Over the past years, OPEC+ has achieved a dominant position in global oil pricing as the U.S. has been on a greener energy path. The change in administrations and energy policy has reduced the cartel’s impact on prices. Meanwhile, ending the war in Ukraine will be another factor that allows oil prices to decline. Russia has depended on elevated oil prices to fund its war efforts in Ukraine. 

SCO is a bearish leveraged WTI crude oil ETF product

The most direct routes for a risk position in crude oil are the CME’s NYMEX division for WTI crude oil futures and futures options and the Intercontinental Exchange’s Brent crude oil futures and futures options. 
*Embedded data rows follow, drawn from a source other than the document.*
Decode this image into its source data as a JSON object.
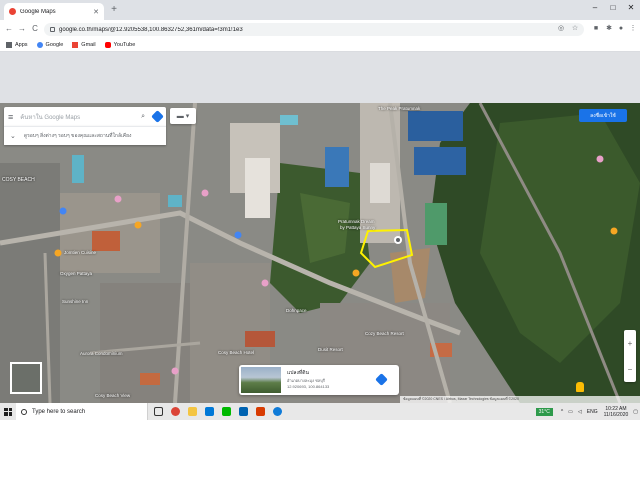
{
  "browser": {
    "tab": {
      "title": "Google Maps"
    },
    "new_tab": "+",
    "window_controls": {
      "minimize": "–",
      "maximize": "□",
      "close": "✕"
    },
    "nav": {
      "back": "←",
      "forward": "→",
      "reload": "C"
    },
    "url": "google.co.th/maps/@12.9205538,100.8632752,361m/data=!3m1!1e3",
    "bookmarks": [
      {
        "label": "Apps",
        "icon": "apps-grid-icon",
        "color": "#5f6368"
      },
      {
        "label": "Google",
        "icon": "google-icon",
        "color": "#4285f4"
      },
      {
        "label": "Gmail",
        "icon": "gmail-icon",
        "color": "#ea4335"
      },
      {
        "label": "YouTube",
        "icon": "youtube-icon",
        "color": "#ff0000"
      }
    ]
  },
  "maps": {
    "search_placeholder": "ค้นหาใน Google Maps",
    "explore_text": "ดูรอบๆ สิ่งต่างๆ รอบๆ ของคุณและสถานที่ใกล้เคียง",
    "sign_in": "ลงชื่อเข้าใช้",
    "zoom_in": "+",
    "zoom_out": "−",
    "labels": [
      {
        "text": "The Peak Pratumnak",
        "color": "#ffffff"
      },
      {
        "text": "Pratumnak Dream",
        "color": "#ffffff"
      },
      {
        "text": "by Pattaya Sunny",
        "color": "#ffffff"
      },
      {
        "text": "COSY BEACH",
        "color": "#ffffff"
      },
      {
        "text": "Jomtien Cuisine",
        "color": "#ffffff"
      },
      {
        "text": "Oxygen Pattaya",
        "color": "#ffffff"
      },
      {
        "text": "Sunshine Inn",
        "color": "#ffffff"
      },
      {
        "text": "Aurora Condominium",
        "color": "#ffffff"
      },
      {
        "text": "Cosy Beach View",
        "color": "#ffffff"
      },
      {
        "text": "Dohnpace",
        "color": "#ffffff"
      },
      {
        "text": "Cosy Beach Hotel",
        "color": "#ffffff"
      },
      {
        "text": "Cozy Beach Resort",
        "color": "#ffffff"
      },
      {
        "text": "Dusit Resort",
        "color": "#ffffff"
      }
    ],
    "info_card": {
      "title": "แปลงที่ดิน",
      "address": "อำเภอบางละมุง ชลบุรี",
      "coords": "12.920693, 100.864133"
    },
    "attribution": "ข้อมูลแผนที่ ©2020 CNES / Airbus, Maxar Technologies ข้อมูลแผนที่ ©2020"
  },
  "taskbar": {
    "search_placeholder": "Type here to search",
    "apps": [
      {
        "icon": "task-view-icon",
        "color": "#333333"
      },
      {
        "icon": "chrome-icon",
        "color": "#db4437"
      },
      {
        "icon": "file-explorer-icon",
        "color": "#f4c542"
      },
      {
        "icon": "store-icon",
        "color": "#0078d7"
      },
      {
        "icon": "line-icon",
        "color": "#00b900"
      },
      {
        "icon": "mail-icon",
        "color": "#0063b1"
      },
      {
        "icon": "office-icon",
        "color": "#d83b01"
      },
      {
        "icon": "edge-icon",
        "color": "#0f7bd8"
      }
    ],
    "temp": "31°C",
    "lang": "ENG",
    "time": "10:22 AM",
    "date": "11/16/2020"
  }
}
Market participants expecting falling oil prices have an alternative: the Ultrashort Bloomberg Crude Oil -2X ETF product (SCO). At $18.41 per share, SCO had over $190.5 million in assets under management. SCO trades an average of over 1.100 million shares daily and charges a 0.95% management fee. The Ultra Bloomberg Crude Oil 2 ETF product (UCO) is a complementary bullish product. SCO and UCO are leveraged products only appropriate for short-term risk positions in the crude oil market. 
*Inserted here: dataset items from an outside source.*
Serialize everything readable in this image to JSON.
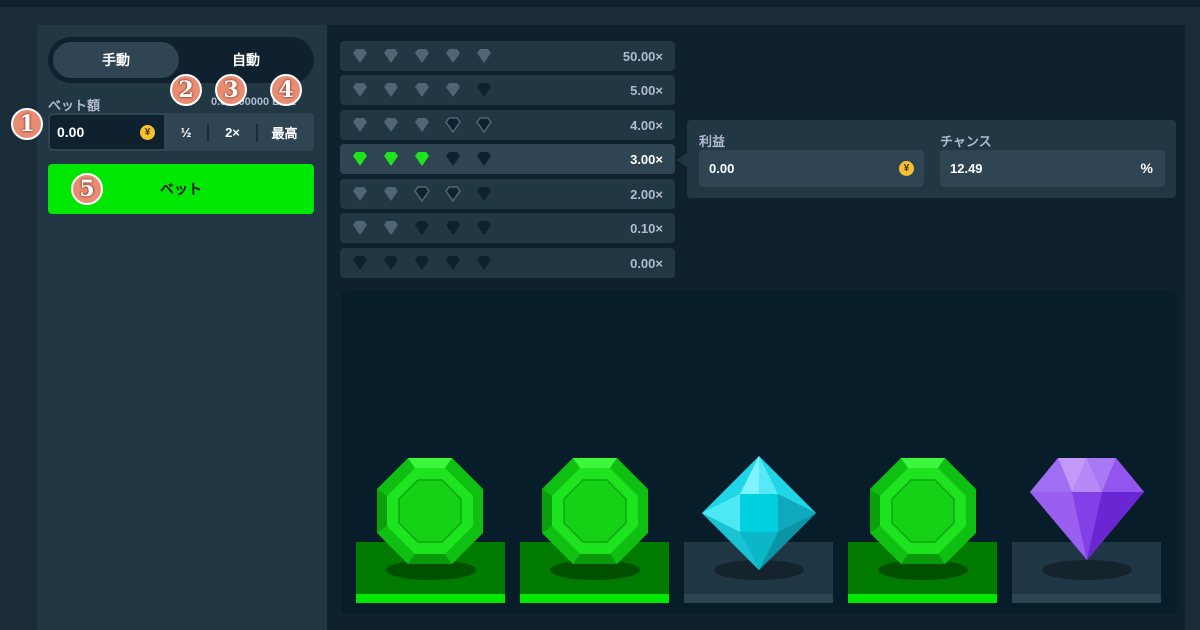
{
  "tabs": {
    "manual": "手動",
    "auto": "自動"
  },
  "bet": {
    "label": "ベット額",
    "balance_text": "0.00000000 BGE",
    "value": "0.00",
    "currency_icon": "yen-coin-icon",
    "half_label": "½",
    "double_label": "2×",
    "max_label": "最高",
    "button_label": "ベット"
  },
  "badges": [
    "1",
    "2",
    "3",
    "4",
    "5"
  ],
  "payout_table": [
    {
      "multiplier": "50.00×",
      "gems": [
        "gray",
        "gray",
        "gray",
        "gray",
        "gray"
      ]
    },
    {
      "multiplier": "5.00×",
      "gems": [
        "gray",
        "gray",
        "gray",
        "gray",
        "dark"
      ]
    },
    {
      "multiplier": "4.00×",
      "gems": [
        "gray",
        "gray",
        "gray",
        "outline",
        "outline"
      ]
    },
    {
      "multiplier": "3.00×",
      "gems": [
        "green",
        "green",
        "green",
        "dark",
        "dark"
      ],
      "selected": true
    },
    {
      "multiplier": "2.00×",
      "gems": [
        "gray",
        "gray",
        "outline",
        "outline",
        "dark"
      ]
    },
    {
      "multiplier": "0.10×",
      "gems": [
        "gray",
        "gray",
        "dark",
        "dark",
        "dark"
      ]
    },
    {
      "multiplier": "0.00×",
      "gems": [
        "dark",
        "dark",
        "dark",
        "dark",
        "dark"
      ]
    }
  ],
  "info": {
    "profit_label": "利益",
    "profit_value": "0.00",
    "chance_label": "チャンス",
    "chance_value": "12.49",
    "chance_unit": "%"
  },
  "colors": {
    "accent_green": "#00e701",
    "panel": "#213743",
    "background": "#1a2c38",
    "badge": "#e98c74"
  },
  "result_gems": [
    {
      "type": "emerald",
      "matched": true
    },
    {
      "type": "emerald",
      "matched": true
    },
    {
      "type": "cyan-diamond",
      "matched": false
    },
    {
      "type": "emerald",
      "matched": true
    },
    {
      "type": "purple-diamond",
      "matched": false
    }
  ]
}
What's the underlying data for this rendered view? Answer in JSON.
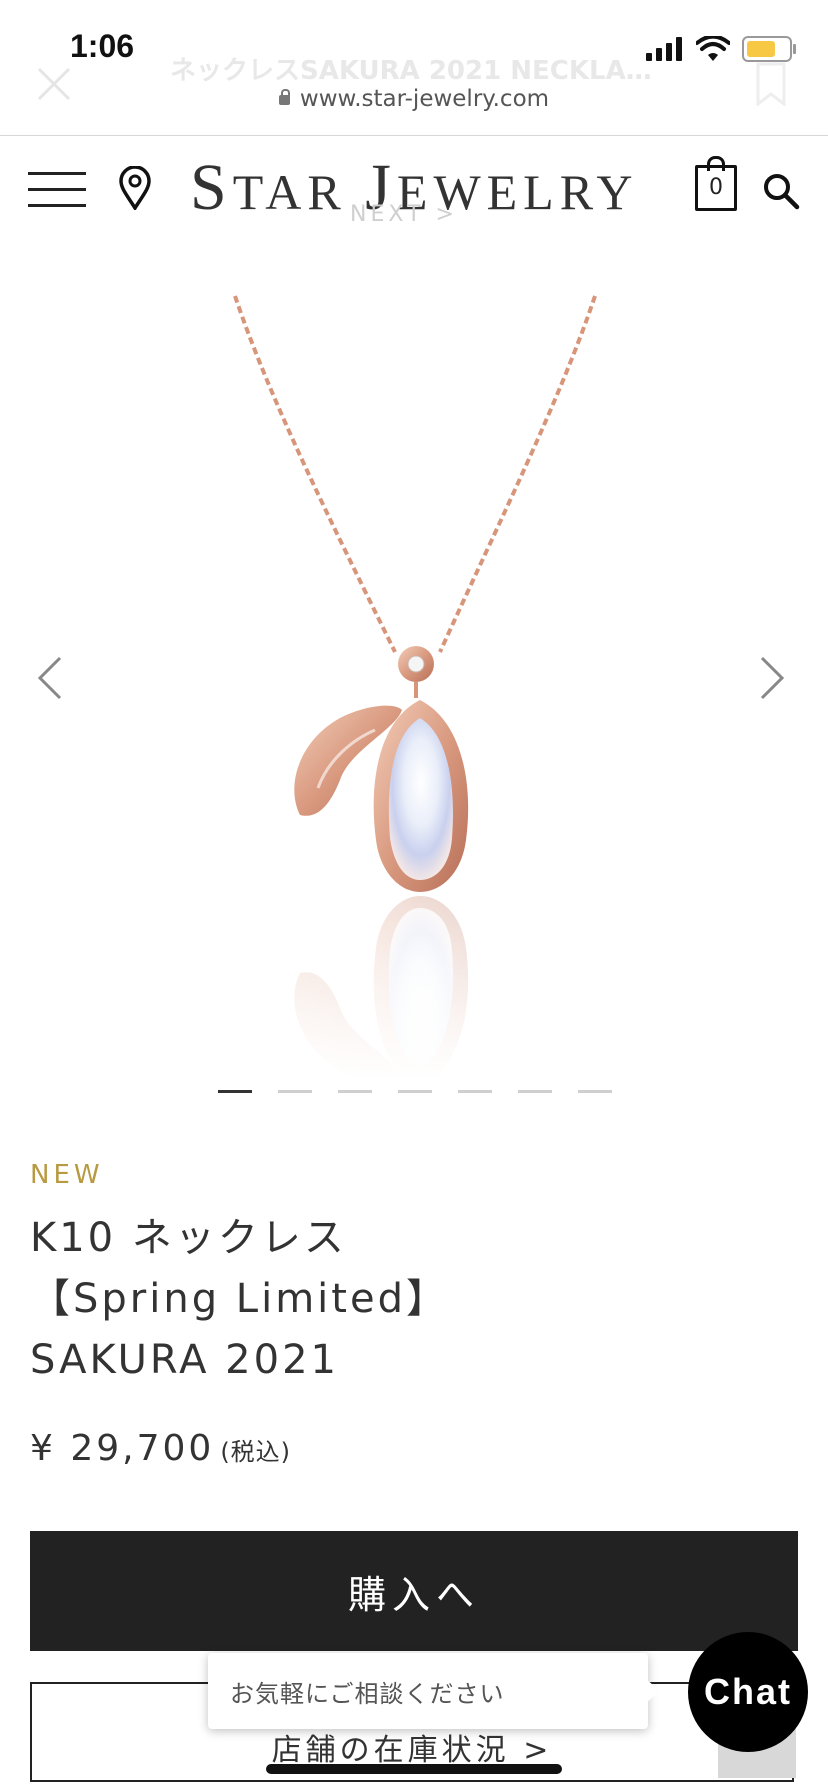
{
  "status_bar": {
    "time": "1:06"
  },
  "browser": {
    "page_title": "ネックレスSAKURA 2021 NECKLACE...",
    "url": "www.star-jewelry.com"
  },
  "header": {
    "logo_parts": [
      "S",
      "TAR ",
      "J",
      "EWELRY"
    ],
    "next_label": "NEXT >",
    "cart_count": "0"
  },
  "carousel": {
    "slide_count": 7,
    "active_index": 0
  },
  "product": {
    "badge": "NEW",
    "name_lines": [
      "K10 ネックレス",
      "【Spring Limited】",
      "SAKURA 2021"
    ],
    "price": "¥ 29,700",
    "tax_note": "(税込)"
  },
  "actions": {
    "buy_label": "購入へ",
    "stock_label": "店舗の在庫状況 >"
  },
  "chat": {
    "tooltip": "お気軽にご相談ください",
    "button": "Chat"
  },
  "colors": {
    "accent_gold": "#b89a42",
    "primary_dark": "#222222",
    "chain_rose_gold": "#d7957a",
    "battery": "#f6c844"
  }
}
The most recent decline in NYMEX April crude oil futures took the price 16.2% lower from $77.86 on January 15, 2024, to $65.22 per barrel on March 5, 2025. 

Over the same period, SCO rose 33.77%, moving from $14.63 to $19.57 per share. SCO is a leveraged product and the price for the gearing is time decay. If crude oil prices increase, SCO will lose more on a percentage basis than gains in crude oil. Time decay will cause SCO to lose value with crude oil prices remain stable.

The logical downside target for crude oil prices is around the $50 level. However, geopolitical issues could cause periodic recovery rallies. Markets tend to defy rational, logical, and reasonable technical and fundamental analysis during bullish or bearish trends, leading to price extensions. Therefore, $50 is a target, but lower prices are possible if the bears attack the oil market over the coming weeks and months.